At Oliberté, we believe that the only way to continually bring pride and prosperity in Africa is if it is a joint effort by several persons, brands and partners. “Ambassadors” features subjects who are directly or indirectly working with non-profit or social good organizations or those who exemplify a passion for Africa and its citizens.
Kohl Crecelius, Stewart Ramsey, and Travis Hartanov are the founders of Krochet Kids international, a non-profit that sells awesome hats and goods made in Uganda and Peru. KKi is based out of Costa Mesa, California, and is going on six years of increasing success. They currently employ 150 women in Uganda and 30 women in Peru, pairing work with mentorship and education to build sustainable opportunities and investment in local communities.
So how did you guys get the idea for KKi?
The three of us are friends from Spokane, Washington, which is where we grew up. In high school, my older brother taught me how to crochet, then I taught these guys, and we started making beanies for fun. And we got the idea to sell them. It was the coolest thing in the world to us, and we dubbed ourselves the Krochet Kids. Then we went to different colleges and found ourselves traveling. And a big part of our travels were in developing countries volunteering with organizations, really just trying to get an understanding of what it meant to live in poverty.
Stewart went to Uganda and came to understand the situation that had been unfolding there the last 20 years, civil war, people essentially becoming refugees in their own country. And so he became our voice there, just asking people what they needed. And they said they wanted to work, they wanted to provide for themselves. We didn’t know how to do much. Literally, one thing we knew how to do was crochet. So we decided we were going to apply to be a non-profit and go back the following summer with a group and train people how to crochet. It would be an extension of high school, but it would be Krochet Kids International, and it would offer people the empowerment and opportunity to take care of themselves and think about what’s next for their future.
What is the biggest benefit you have seen so far?
Most recently, one of the first ladies we trained, Beatrice, came to us and was like, “Hey, I can’t crochet anymore.” Because of those business trainings, learning about saving and loans, and having that income, she was able to do three different things: She started her own wholesale business selling rice and beans and stuff to her local villages. Then she was able to take a loan out and hire her husband to be a motorcycle taxi driver. Then, most recently, she has been able to purchase land, which she farms and leases out plot rows. She is selling her own produce from that as well. After five years, for her to be leaving the nest … It’s kind of what we’ve been dreaming about for a long time.
What the biggest challenge you face regularly?
One of the big challenges I come up against a lot is the depth of what we do is hard for people to understand … People want a simple solution, like, “I buy something, and it gives something away,” or “I buy something and it gives money somewhere.” We see part of our role as educating people on how good development happens. How you do really fully empower someone and not just put a band-aid on?
How did you guys decide on Peru?
We’ve always wanted to not be huge in one area, at least have a couple locations to be able to diversify products and also to shed light on different stories. Coming from the productions and operations perspective, Peru has alpaca, it’s the biggest exporter of alpaca ever, and we knew there was a lot of good natural resources like yarn. Knitting was already a part of the culture there too.

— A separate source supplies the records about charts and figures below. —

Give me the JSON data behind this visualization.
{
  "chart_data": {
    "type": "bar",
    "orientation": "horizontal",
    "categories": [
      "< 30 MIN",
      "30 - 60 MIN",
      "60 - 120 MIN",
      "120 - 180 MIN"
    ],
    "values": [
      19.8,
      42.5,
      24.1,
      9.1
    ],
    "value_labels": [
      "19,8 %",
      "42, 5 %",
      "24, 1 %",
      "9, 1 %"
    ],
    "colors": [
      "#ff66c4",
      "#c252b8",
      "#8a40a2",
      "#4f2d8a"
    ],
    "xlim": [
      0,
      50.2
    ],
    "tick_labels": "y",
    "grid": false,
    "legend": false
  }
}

What is one of the most common misconceptions you think people have about developing countries?
Misconceptions around poverty; why people are poor and the capabilities of people that live in developing countries. We believe, and through our work we’ve learned, that given opportunities, people are very capable and surprise you with what they can accomplish for themselves and for their families.
In that sense too, that idea that people are people. We’re not that different from one another. Yes we have different cultures, and yes we eat different foods and stuff. But for the most part, if you go to Uganda, there’s amazingly happy people, and there’s sad people, and there’s crooks. Everything that is represented everywhere else is also represented there, so to think that it’s a seemingly other world or that they’re incapable or think so backwards or different … all of those population groups or types of people are more or less represented.
On a completely different note … why pickleball?
All three, finishing each-others’ sentences:
We got this space, and said we had to have a pickleball court. Pickleball was created in Seattle, we played it in racket sports in high school. And I think overall, the work-life balance is big for us: Work hard, play hard. That’s another misconception of non-profit work in general — in people’s minds, there are these two buckets or categories: I’m having fun or I’m helping people. And they do one or the other. We’re trying to break that mold on all of that. How do you integrate loving and caring for people into your work, into your play? The more that you can merge those things, the more happy and balanced you will be as a person. And, it’s more fun to play pickleball than it is to not play pickleball.
What’s something we can expect to see from KKi shortly?
We are giving our apparel more attention and it is really exciting for a couple of reasons: Everything will be made and signed by one of our ladies in Peru. And then we have created our own custom fits that you will love.